October 22nd, 2009 at 9:03 am
Oh I’ve got you beat for having child abduction feature as significant backdrop to my childhood. I was the right age and lived in Oakland County, Michigan when the “Oakland County Child Killer” was active in the late 70s. There were four kids that they linked to the same probable killer and there were several more abductions at the time that may or may not have been done by the same person. Kids would disappear and their bodies would show up somewhere by the side of the road somewhere in the county. Never caught the killer. Later in the early 80s, a girl disappeared who went to my high school who had gone to apply for a job at our local mall. She was never found.
October 22nd, 2009 at 9:13 am
Bob,
but it’s important to note that the catch-and-release policies had already been closed by the time Dru Sjodin was murdered.
Stipulated! I’m asserting that the response to Wetterling was a huge step on that path.
Margaret,
I vaguely remember the OKCK from when I was in high school, probably from some story at one of my first radio jobs. Which I mention more as a testament to the ficklesness of memory than anything.
October 22nd, 2009 at 9:43 am
So many missing/taken children seem to be custedy battles, or runaways from troubled homes, or those that go willingly (think the 15 eyar old runnign off with the 25 year-old). St Joseph and Barnum events where truly randomn. The victims where normal kids with no connection to their attackaters.
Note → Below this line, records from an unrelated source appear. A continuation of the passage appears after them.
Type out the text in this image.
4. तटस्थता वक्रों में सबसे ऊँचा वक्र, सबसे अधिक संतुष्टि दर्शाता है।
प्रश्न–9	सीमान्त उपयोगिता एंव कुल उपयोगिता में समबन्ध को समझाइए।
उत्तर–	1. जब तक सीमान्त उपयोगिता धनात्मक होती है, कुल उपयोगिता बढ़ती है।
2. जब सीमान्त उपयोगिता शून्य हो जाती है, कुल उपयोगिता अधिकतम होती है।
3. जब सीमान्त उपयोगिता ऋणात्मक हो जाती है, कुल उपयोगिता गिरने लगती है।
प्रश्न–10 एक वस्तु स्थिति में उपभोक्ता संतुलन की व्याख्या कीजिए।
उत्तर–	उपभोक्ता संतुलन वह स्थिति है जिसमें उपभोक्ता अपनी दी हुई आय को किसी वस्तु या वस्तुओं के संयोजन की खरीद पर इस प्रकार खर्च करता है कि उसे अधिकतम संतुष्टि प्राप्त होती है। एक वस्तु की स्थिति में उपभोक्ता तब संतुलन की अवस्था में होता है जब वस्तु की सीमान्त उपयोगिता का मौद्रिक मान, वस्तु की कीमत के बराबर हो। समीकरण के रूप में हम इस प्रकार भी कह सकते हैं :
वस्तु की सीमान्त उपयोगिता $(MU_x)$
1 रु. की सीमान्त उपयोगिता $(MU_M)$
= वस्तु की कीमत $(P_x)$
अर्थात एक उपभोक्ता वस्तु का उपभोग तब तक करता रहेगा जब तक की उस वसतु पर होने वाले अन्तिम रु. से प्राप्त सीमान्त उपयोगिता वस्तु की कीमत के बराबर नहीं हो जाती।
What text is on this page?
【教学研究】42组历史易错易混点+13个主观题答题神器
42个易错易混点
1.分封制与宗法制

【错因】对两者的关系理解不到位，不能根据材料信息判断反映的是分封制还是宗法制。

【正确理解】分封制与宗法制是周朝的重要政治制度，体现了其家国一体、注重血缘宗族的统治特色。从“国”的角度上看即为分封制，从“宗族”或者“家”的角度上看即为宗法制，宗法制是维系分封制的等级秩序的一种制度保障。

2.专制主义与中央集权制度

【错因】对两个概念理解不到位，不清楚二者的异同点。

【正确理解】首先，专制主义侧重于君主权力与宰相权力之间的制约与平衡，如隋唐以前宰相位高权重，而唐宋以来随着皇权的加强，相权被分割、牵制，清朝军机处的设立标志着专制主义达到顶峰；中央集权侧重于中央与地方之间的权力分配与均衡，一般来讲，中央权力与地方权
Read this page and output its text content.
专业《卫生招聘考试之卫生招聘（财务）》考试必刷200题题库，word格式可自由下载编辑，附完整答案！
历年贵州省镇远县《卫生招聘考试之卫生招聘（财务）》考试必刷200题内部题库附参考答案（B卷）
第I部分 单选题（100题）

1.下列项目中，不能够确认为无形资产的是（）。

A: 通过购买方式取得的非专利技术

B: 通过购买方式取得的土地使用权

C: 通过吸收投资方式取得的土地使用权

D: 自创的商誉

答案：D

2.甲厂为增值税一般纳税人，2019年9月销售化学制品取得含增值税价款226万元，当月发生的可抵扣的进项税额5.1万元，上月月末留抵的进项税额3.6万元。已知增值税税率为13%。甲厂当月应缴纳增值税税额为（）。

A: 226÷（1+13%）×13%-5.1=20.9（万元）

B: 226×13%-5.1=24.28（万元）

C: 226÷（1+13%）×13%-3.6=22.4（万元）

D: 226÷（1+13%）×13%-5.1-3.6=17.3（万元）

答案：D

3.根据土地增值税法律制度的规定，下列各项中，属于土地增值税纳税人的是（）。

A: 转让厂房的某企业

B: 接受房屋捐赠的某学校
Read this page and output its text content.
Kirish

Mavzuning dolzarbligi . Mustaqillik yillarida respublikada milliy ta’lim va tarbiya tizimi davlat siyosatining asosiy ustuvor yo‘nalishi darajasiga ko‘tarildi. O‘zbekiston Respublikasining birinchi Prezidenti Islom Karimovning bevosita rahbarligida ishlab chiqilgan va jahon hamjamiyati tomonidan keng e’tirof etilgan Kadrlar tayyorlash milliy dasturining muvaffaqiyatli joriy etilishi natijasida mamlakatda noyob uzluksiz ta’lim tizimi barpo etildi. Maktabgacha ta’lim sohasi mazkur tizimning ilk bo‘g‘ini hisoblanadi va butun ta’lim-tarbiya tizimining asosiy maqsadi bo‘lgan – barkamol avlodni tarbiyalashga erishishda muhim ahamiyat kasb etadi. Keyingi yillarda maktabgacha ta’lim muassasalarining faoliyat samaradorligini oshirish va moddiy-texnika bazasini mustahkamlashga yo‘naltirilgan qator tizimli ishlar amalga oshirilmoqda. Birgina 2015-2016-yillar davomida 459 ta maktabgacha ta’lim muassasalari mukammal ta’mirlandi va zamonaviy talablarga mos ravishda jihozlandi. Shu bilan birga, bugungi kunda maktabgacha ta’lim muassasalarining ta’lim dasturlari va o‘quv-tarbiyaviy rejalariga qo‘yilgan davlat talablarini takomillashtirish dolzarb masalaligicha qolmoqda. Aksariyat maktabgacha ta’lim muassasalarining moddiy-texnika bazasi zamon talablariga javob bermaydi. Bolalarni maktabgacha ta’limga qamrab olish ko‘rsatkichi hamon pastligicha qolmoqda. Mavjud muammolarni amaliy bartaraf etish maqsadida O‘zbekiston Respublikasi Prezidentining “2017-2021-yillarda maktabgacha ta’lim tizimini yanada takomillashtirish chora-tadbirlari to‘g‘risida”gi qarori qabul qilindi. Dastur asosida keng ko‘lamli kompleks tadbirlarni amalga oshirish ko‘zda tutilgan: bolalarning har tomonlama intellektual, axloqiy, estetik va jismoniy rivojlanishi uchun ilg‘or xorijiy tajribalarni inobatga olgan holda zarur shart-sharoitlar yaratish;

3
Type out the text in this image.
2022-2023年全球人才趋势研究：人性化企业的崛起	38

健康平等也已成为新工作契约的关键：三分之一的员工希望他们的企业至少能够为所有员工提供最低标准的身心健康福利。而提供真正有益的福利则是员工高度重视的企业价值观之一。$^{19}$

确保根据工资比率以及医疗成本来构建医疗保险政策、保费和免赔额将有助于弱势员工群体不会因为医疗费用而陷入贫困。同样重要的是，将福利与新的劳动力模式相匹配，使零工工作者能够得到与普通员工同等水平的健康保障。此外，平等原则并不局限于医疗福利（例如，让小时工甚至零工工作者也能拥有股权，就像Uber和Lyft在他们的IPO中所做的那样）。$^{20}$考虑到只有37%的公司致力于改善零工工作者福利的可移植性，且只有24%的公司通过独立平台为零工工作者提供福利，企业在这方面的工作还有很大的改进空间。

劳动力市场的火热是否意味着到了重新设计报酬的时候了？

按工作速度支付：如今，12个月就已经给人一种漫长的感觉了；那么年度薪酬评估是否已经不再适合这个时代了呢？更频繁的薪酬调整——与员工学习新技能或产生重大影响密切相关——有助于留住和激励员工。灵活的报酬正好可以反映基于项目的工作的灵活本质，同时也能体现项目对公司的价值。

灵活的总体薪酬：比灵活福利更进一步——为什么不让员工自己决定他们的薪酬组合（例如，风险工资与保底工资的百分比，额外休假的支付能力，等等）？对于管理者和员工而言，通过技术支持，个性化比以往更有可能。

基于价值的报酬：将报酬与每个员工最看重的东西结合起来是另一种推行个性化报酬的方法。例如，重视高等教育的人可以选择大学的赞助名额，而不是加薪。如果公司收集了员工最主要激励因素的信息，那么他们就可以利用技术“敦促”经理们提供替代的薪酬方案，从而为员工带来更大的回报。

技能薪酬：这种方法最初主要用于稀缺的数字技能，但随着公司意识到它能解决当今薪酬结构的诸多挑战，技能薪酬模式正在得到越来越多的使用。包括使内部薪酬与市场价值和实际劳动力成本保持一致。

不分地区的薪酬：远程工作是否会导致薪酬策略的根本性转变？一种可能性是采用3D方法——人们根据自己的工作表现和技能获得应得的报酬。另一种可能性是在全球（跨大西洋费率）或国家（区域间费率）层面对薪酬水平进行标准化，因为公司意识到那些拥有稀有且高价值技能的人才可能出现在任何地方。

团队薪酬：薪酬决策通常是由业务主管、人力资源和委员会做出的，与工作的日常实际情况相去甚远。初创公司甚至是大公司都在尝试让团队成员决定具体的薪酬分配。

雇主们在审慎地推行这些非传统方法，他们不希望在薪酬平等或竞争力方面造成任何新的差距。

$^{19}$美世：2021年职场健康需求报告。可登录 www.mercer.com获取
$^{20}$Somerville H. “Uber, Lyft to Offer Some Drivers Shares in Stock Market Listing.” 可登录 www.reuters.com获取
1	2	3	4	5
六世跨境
October 22nd, 2009 at 10:52 am
I don’t believe a source was listed, but someone on a gun forum mentions the stopping power of various types of handgun rounds, including the 9mm:
http://www.firearmstalk.com/forums/f14/most-lethal-handgun-round-1428/
October 22nd, 2009 at 5:40 pm
Thanks for the link Badda. Any luck Mitch?
October 22nd, 2009 at 10:33 pm
Mitch – another GOOD reason for the death penalty out of Illinois….
http://www.suntimes.com/news/1839349,CST-NWS-dugan22.article
I remember both the Jeanine Nicarico case and the Opal Horton/Melissa Ackerman case. If EVER there was a person who deserved the death penalty (besides Dru Sjodine’s killer) it is Brian Dugan…oh and John Wayne Gacy.
LL
October 23rd, 2009 at 11:07 am
Rick,
Yes. It was in a book by Mel Tappan, “Survival Guns”, from about 1979. It cited an FBI study of handgun lethality from the seventies (by way of advocating the .45ACP for self-defense). Not available online.
October 23rd, 2009 at 12:56 pm
Mitch:
OK. It would seem like the FBI does not have much confidence in the original study Tappen cited. But there does not seem to be much in the way of hard scientific evidence. It is probably the best available.